Yay, the stock market is up, the economy is getting better, and we solved the mortgage problem — all it cost us was a few trillion dollars (ok, more than a few). We’re out of the woods, right?

Here is the chart we looked at a while ago with when mortgages with variable rates reset those rates… notice the big wave of green-ish stuff in 2007 and 2008? That’s what we just finished dealing with.


You might also notice that in front of us there is a big wave of yellow-ish stuff in 2010 and 2011. Interesting, no?

John Hussman wrote about this in his weekly review:

Below is a slightly different schedule we’ve seen. It doesn’t show the first round of sub-prime resets that ended in early 2009, and is based on different classifications, but is largely consistent with the overall profile we can anticipate.


…To reiterate what the reset curve looks like here, the 2010 peak doesn’t really get going until July-Sep (with delinquencies likely to peak about 3 months later, and foreclosures about 3 months after that).

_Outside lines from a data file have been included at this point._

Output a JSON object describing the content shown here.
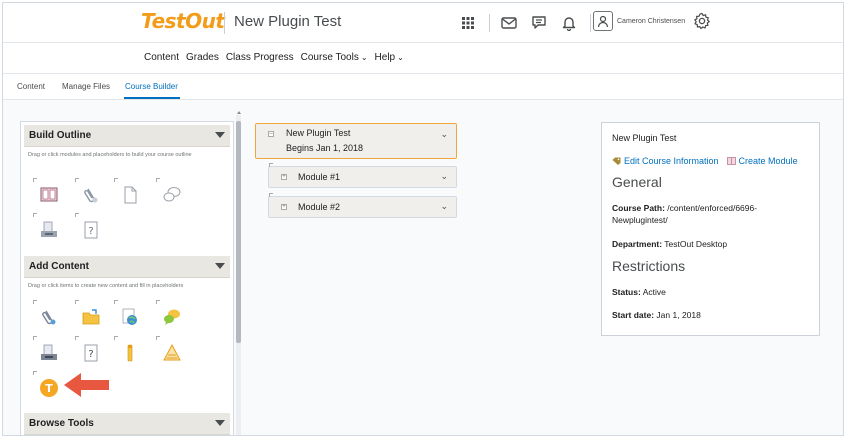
{
  "header": {
    "logo": "TestOut",
    "course_title": "New Plugin Test",
    "user_name": "Cameron Christensen",
    "icons": [
      "grid-icon",
      "mail-icon",
      "chat-icon",
      "bell-icon",
      "user-avatar-icon",
      "gear-icon"
    ]
  },
  "nav": {
    "items": [
      "Content",
      "Grades",
      "Class Progress",
      "Course Tools",
      "Help"
    ]
  },
  "tabs": {
    "items": [
      "Content",
      "Manage Files",
      "Course Builder"
    ],
    "active": "Course Builder"
  },
  "sidebar": {
    "build_outline": {
      "title": "Build Outline",
      "description": "Drag or click modules and placeholders to build your course outline",
      "tools": [
        "module-icon",
        "attachment-placeholder-icon",
        "page-placeholder-icon",
        "discussion-placeholder-icon",
        "dropbox-placeholder-icon",
        "quiz-placeholder-icon"
      ]
    },
    "add_content": {
      "title": "Add Content",
      "description": "Drag or click items to create new content and fill in placeholders",
      "tools": [
        "attachment-icon",
        "folder-icon",
        "web-link-icon",
        "discussion-icon",
        "dropbox-icon",
        "quiz-icon",
        "checklist-icon",
        "survey-icon",
        "testout-plugin-icon"
      ]
    },
    "browse_tools": {
      "title": "Browse Tools"
    }
  },
  "outline": {
    "root": {
      "name": "New Plugin Test",
      "date": "Begins Jan 1, 2018"
    },
    "modules": [
      "Module #1",
      "Module #2"
    ]
  },
  "info": {
    "title": "New Plugin Test",
    "edit_label": "Edit Course Information",
    "create_label": "Create Module",
    "general_heading": "General",
    "course_path_label": "Course Path:",
    "course_path_value": "/content/enforced/6696-Newplugintest/",
    "department_label": "Department:",
    "department_value": "TestOut Desktop",
    "restrictions_heading": "Restrictions",
    "status_label": "Status:",
    "status_value": "Active",
    "start_label": "Start date:",
    "start_value": "Jan 1, 2018"
  },
  "colors": {
    "accent": "#006fbf",
    "brand": "#f39c1a",
    "highlight_arrow": "#e8573f"
  }
}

A larger peak will occur the second half of 2011. I remain concerned that we could quickly accumulate hundreds of billions of dollars of loan resets in the coming months, and in that case, would expect to see about 40% of those go delinquent based on the sub-prime curve and the delinquency rate on earlier Alt-A loans.

If it cost us several trillion dollars, including nationalizing Fannie and Freddie to deal with the subprime wave of resets, what might happen with the second wave?